The Baltic Times
February 5, 2014
Lithuanian Prime Minister Algirdas Butkevicius said that he and Speaker of the Seimas Loreta Grauziniene agreed on euro adoption for 2015, even if earlier the speaker said that the euro could be adopted only if the minimum salary was raised, reports ELTA.
“I would not like to reveal all the details of my conversation with the speaker of the Seimas, but I can say that our conversation ended in the agreement that the euro has to be introduced in 2015,” said Butkevicius while giving an interview on national radio LRT on Jan. 14.
According to Butkevicius, the political parties claiming that Lithuania should not rush with the euro introduction were striving for political dividends. “I think that the speculation which is now taking place in the public area will be dispersed in the near future. I think that it is not the right time to speak about a referendum (..). I think that it is an attempt to win particular political points,” said the head of the government.
Butkevicius reiterated Latvia’s example, where some political parties were against the euro introduction but, as the adoption of the euro was approaching, they became more moderate. The prime minister highlighted that the attitude of the people towards the euro was improving as well in Lithuania.
He repeated that, de facto, the euro was already in Lithuania (through the litas’ tie to the euro) and, currently, there was only a need to confirm it.
According to Chairman of the Board of the Bank of Lithuania Vitas Vasiliauskas, business and the government have been preparing for the euro introduction for some time. As a result, talks about the adoption of the euro – whether to adopt the euro or not – are just to “amuse” onlookers.
“We should amuse neither Lithuania nor the entire world with such considerations. The euro adoption is not the work of one day. It does not happen with the snap of the fingers. This is a process asking for a long preparation time. Business, the institutions and the central bank are preparing for this. Various systems are reformed. It is funny and pointless to start considering whether Lithuania should adopt the euro or not when the process has already gained acceleration. Finally, the entrance into the eurozone is an inevitable process. It is clearly stated in the Treaty on the European Union (EU) that, from the moment of the entry into the Community, Lithuania joins the Economic and Monetary Union and the euro,” said Vasiliauskas to the daily Lietuvos Zinios.
According to Vasiliauskas, it is also incorrect to associate the euro with salary increases. These were two different things. The minimum salary increase and the non-increase were related to very objective economic parameters.
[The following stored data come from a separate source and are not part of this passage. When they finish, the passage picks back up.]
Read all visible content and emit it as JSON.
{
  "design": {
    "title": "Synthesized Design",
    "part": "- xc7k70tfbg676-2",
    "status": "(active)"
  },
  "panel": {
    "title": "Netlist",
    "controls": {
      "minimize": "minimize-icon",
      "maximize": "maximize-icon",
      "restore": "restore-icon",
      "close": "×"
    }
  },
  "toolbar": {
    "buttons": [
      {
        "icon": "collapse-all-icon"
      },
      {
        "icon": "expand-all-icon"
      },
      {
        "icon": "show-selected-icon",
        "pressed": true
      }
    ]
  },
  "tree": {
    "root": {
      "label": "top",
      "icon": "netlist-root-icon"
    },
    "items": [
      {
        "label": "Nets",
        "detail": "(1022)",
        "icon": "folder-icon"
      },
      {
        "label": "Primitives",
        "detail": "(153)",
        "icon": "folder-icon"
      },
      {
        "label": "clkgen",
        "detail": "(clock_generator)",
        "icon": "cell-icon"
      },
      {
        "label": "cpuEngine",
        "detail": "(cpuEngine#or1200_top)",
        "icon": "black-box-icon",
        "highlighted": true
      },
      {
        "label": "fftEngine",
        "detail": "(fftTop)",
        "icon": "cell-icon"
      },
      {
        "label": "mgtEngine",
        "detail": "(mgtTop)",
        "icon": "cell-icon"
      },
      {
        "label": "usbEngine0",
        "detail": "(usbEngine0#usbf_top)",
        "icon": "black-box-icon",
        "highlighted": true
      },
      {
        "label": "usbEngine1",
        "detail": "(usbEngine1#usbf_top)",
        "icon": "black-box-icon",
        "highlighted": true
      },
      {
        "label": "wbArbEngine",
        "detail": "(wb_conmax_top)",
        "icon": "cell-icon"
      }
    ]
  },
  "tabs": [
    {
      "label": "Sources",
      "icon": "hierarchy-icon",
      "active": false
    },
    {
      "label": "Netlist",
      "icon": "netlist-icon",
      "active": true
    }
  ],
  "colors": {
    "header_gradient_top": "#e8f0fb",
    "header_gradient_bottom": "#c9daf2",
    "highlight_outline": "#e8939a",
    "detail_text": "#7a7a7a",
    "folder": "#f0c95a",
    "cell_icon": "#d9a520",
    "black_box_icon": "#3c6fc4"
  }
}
The common perception was that the relation between the minimum salary and the average salary ratio was one-to-two. As a result, it was impossible to talk about that now. The minimum salary increase within a short period of time immediately affected the labor market, competitiveness and the whole of economic life. Therefore, there should not be any immediate or poorly founded decisions.
“There has to be very clear calculations, and so far I do not see any prerequisites for a minimum salary increase, because it has already been raised,” said the bank chairman.